Memory Leak During Singular Value Clipping on Weights

Cade_Gordon1 · January 18, 2021, 7:06pm

I’m currently training a GAN that enforces a constraint on the singular values s.t. they are less than or equal to one. This involves me manually reassigning the weights during training time at certain points to enforce a 1-Lipschitz constraint. When I train my model, after a certain period of time it crashes due to running out of memory during the SVD operation. It’s initial memory allocation is around 7-8GB during initialization, but then balloons to 11GB and crashes.

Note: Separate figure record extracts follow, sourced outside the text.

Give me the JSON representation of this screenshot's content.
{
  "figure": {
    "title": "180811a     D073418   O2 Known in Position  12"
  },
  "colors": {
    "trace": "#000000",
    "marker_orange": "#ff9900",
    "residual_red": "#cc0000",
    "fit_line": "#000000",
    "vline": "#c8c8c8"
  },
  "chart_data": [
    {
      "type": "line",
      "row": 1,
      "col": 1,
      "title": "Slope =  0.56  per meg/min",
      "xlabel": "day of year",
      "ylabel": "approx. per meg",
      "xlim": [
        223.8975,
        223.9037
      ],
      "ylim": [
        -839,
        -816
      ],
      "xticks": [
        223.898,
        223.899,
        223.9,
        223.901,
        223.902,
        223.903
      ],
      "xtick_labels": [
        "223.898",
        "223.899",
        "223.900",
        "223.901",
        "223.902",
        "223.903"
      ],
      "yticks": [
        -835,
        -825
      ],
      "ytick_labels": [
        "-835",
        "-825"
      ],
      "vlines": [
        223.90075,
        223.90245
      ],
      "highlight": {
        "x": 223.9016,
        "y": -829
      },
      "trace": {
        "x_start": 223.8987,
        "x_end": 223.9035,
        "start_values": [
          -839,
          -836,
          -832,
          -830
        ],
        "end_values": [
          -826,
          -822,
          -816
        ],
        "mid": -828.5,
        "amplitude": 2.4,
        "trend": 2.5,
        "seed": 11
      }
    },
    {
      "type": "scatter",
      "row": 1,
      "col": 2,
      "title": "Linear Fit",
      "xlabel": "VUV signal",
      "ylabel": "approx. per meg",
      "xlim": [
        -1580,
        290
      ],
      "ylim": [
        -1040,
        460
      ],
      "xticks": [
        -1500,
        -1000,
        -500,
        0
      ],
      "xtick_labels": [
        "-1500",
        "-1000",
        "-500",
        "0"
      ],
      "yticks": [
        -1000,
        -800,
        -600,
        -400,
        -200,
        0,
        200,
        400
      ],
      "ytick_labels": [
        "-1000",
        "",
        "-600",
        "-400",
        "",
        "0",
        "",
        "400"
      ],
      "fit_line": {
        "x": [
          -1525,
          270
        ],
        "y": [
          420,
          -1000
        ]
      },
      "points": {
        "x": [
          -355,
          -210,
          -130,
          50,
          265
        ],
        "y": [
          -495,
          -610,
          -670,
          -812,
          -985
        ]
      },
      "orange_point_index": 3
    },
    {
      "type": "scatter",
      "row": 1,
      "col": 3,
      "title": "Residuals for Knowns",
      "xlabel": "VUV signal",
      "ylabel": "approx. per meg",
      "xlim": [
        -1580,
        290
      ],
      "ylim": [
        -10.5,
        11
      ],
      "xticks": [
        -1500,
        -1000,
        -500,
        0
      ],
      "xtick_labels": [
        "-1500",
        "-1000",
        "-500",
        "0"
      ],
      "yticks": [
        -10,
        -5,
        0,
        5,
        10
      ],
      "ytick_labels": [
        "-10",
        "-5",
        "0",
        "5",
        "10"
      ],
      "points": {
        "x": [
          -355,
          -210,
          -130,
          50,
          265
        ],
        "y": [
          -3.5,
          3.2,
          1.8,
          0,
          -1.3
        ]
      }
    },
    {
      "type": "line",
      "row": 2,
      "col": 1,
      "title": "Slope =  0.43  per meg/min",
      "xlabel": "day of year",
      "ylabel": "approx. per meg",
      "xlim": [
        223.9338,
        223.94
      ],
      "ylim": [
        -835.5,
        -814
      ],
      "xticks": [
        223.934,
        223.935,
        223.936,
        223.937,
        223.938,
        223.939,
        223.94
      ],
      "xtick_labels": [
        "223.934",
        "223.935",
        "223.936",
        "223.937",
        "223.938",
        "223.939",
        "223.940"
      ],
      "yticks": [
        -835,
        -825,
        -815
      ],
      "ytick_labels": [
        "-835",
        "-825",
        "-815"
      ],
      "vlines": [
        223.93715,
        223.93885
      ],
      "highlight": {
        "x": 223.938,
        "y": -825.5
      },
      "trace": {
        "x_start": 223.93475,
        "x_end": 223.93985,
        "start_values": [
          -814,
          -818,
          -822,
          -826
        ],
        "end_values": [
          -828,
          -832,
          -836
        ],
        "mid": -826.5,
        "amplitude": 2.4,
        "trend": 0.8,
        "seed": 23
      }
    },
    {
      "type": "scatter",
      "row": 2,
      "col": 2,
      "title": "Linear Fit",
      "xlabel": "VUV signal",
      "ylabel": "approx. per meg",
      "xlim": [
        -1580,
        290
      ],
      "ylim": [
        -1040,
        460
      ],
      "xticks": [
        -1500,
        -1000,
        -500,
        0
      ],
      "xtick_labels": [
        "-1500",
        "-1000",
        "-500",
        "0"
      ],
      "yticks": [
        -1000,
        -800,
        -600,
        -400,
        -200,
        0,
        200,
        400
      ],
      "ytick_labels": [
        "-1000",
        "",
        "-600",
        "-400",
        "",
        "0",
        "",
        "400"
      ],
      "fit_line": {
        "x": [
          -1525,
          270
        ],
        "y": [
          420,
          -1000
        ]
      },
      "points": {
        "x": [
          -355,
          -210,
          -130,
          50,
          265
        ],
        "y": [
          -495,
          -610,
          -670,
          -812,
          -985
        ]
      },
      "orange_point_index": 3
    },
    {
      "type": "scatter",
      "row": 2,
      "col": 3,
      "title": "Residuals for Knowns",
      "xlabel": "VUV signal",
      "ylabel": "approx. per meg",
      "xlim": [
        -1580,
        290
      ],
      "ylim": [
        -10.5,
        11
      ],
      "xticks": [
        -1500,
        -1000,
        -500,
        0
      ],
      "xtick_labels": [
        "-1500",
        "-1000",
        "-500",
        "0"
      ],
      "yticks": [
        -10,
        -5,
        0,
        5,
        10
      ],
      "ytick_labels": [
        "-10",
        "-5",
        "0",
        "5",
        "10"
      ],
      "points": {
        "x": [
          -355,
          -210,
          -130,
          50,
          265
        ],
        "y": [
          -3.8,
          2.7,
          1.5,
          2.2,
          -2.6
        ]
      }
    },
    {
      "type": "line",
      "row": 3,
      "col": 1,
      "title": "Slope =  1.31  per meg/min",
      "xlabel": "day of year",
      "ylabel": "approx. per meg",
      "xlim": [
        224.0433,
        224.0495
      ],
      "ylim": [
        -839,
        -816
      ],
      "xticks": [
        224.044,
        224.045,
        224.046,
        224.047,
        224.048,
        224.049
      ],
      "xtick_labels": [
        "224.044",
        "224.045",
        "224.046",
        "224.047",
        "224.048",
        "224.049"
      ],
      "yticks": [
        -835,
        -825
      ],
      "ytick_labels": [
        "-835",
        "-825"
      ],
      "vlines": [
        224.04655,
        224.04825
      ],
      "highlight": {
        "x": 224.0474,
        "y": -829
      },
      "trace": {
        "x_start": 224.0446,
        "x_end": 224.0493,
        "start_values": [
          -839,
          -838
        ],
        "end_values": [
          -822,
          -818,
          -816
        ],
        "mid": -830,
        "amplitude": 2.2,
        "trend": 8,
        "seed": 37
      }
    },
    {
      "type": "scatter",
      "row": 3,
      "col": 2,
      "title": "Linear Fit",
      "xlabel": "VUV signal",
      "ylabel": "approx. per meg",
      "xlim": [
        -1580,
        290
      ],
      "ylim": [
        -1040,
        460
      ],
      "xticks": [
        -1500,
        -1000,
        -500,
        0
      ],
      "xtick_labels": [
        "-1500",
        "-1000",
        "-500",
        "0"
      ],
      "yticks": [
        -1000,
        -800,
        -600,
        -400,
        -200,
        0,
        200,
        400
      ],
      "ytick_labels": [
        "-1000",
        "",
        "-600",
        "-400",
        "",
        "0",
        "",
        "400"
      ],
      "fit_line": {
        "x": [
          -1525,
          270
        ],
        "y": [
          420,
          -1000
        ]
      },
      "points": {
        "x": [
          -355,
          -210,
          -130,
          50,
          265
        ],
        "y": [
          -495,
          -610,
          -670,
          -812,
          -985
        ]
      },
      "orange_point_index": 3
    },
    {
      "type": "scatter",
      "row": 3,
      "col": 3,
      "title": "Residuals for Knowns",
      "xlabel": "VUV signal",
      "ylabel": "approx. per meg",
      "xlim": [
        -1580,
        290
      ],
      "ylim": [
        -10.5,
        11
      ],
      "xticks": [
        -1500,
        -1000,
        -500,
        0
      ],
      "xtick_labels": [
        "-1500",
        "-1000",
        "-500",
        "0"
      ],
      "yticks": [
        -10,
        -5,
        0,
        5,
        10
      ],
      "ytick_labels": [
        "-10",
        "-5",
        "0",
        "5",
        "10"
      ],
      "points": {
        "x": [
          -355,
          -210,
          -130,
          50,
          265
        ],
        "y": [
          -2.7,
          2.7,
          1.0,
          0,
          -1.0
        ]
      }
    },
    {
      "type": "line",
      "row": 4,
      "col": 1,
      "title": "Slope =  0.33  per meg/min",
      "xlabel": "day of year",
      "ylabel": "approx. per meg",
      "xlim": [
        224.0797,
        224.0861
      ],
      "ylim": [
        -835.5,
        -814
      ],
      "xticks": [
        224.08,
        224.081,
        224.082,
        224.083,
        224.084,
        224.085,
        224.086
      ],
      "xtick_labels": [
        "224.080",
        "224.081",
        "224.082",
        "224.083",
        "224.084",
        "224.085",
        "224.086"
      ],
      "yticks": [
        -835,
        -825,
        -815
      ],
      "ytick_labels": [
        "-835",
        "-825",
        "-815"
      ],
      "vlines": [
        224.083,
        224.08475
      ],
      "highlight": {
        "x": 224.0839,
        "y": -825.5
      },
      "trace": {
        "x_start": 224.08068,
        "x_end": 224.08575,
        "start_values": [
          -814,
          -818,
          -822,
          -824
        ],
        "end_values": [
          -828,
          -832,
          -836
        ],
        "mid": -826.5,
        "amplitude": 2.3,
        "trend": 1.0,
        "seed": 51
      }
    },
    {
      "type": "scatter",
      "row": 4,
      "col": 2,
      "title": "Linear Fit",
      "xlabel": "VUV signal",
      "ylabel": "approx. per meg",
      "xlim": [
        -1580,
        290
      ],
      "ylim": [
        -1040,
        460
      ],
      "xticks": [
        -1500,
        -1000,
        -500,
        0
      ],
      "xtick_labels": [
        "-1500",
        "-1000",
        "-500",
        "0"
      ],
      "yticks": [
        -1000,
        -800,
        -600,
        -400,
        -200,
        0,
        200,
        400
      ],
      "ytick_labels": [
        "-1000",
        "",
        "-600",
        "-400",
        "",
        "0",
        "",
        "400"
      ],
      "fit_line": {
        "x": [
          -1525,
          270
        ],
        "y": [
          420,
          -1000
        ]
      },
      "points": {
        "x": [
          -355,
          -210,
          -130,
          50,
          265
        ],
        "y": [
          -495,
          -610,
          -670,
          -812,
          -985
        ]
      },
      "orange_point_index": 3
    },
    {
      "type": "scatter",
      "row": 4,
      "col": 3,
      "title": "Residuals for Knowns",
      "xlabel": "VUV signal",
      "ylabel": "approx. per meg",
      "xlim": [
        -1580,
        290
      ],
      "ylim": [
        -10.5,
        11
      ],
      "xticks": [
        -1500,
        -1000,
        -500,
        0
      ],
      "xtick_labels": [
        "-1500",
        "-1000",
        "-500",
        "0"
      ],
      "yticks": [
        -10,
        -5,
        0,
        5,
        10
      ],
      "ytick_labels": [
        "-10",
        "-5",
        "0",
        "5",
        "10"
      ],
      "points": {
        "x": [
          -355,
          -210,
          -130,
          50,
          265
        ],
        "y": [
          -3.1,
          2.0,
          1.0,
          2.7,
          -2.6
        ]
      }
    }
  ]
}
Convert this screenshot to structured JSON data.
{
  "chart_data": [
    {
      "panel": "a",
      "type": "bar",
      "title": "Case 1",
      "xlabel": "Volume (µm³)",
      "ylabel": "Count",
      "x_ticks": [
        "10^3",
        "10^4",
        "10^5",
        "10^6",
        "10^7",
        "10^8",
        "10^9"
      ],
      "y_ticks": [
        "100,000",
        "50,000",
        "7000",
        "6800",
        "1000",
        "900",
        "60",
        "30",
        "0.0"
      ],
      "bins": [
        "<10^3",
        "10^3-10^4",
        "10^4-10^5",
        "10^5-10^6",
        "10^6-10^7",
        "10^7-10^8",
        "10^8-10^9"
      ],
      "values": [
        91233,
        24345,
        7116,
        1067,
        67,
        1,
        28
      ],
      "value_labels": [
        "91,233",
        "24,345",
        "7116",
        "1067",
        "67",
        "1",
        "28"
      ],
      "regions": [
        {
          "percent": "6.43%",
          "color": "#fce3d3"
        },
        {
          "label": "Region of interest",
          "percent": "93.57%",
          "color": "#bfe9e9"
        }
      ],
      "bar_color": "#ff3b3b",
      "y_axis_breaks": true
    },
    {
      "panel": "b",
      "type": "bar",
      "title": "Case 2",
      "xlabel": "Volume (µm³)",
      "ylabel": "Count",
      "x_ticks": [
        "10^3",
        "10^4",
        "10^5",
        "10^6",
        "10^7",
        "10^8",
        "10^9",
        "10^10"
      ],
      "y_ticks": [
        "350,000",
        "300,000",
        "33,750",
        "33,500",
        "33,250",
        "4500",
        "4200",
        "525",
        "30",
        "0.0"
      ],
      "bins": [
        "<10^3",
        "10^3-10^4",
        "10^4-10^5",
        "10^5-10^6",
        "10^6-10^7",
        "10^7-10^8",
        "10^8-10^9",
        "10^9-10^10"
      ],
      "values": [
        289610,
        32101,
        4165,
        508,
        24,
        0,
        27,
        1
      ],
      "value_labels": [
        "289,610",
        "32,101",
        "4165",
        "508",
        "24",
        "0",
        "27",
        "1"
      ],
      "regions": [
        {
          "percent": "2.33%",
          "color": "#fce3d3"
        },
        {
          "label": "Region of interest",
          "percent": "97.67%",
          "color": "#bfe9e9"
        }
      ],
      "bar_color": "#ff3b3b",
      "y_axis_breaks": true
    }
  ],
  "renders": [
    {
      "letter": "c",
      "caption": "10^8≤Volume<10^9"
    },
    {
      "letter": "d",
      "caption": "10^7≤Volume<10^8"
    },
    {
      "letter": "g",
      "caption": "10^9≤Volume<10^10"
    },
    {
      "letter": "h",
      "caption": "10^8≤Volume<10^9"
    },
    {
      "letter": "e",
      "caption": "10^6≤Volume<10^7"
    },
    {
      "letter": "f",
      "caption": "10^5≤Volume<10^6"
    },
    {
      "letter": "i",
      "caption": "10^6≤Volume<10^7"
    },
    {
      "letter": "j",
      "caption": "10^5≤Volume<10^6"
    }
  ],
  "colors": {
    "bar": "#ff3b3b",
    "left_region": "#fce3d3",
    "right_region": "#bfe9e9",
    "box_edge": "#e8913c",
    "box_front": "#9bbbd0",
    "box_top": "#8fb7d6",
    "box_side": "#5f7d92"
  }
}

def singular_value_clip(w):
    dim = w.shape
    if len(dim) > 2:
        w = w.reshape(dim[0], -1)
    u, s, v = torch.svd(w, some=True)
    s[s > 1] = 1
    return (u @ torch.diag(s) @ v.t()).view(dim)

Then during training:

for epoch in tqdm(range(start_epoch, epochs)):
        if epoch % 5 == 0:
            for module in list(dis.model3d.children()) + [dis.conv2d]:
                # discriminator only contains Conv3d, Conv2d, BatchNorm3d, and ReLU
                if type(module) == nn.Conv3d or type(module) == nn.Conv2d:
                    module.weight.data = singular_value_clip(module.weight)
                elif type(module) == nn.BatchNorm3d:
                    gamma = module.weight.data
                    std = torch.sqrt(module.running_var)
                    gamma[gamma > std] = std[gamma > std]
                    gamma[gamma < 0.01 * std] = 0.01 * std[gamma < 0.01 * std]
                    module.weight.data = gamma

I’ve even tried enclosing the contents of the if blocks in a with torch.no_grad():, but that has no effect (and may potentially just be plain improper). Are there any glaring errors that might be causing this memory leak?

Cade_Gordon1 · February 4, 2021, 9:18pm

Update, the Cuda memory keeps increasing and I’ve also tried deleting GPU variables after usage. Should I be clearing the cache or something similar to resolve this issue?

ptrblck · February 5, 2021, 9:54pm

Could you remove the usage of the .data attribute, as it might yield unwanted side effects?

Cade_Gordon1 · February 5, 2021, 11:29pm

When I did that in the past I got an error during assignment, is there something else I should do when I drop the .data attribute?

ptrblck · February 6, 2021, 8:06am

Assuming you are manipulating the parameters before (or after) each iteration, you could wrap the code into a with torch.no_grad() block and use .copy_ to fill the parameters with the new values.

Cade_Gordon1 · February 8, 2021, 6:06pm

Thanks for the help! It works now after this and some aggressive use of the del command for no longer needed loss/prediction values.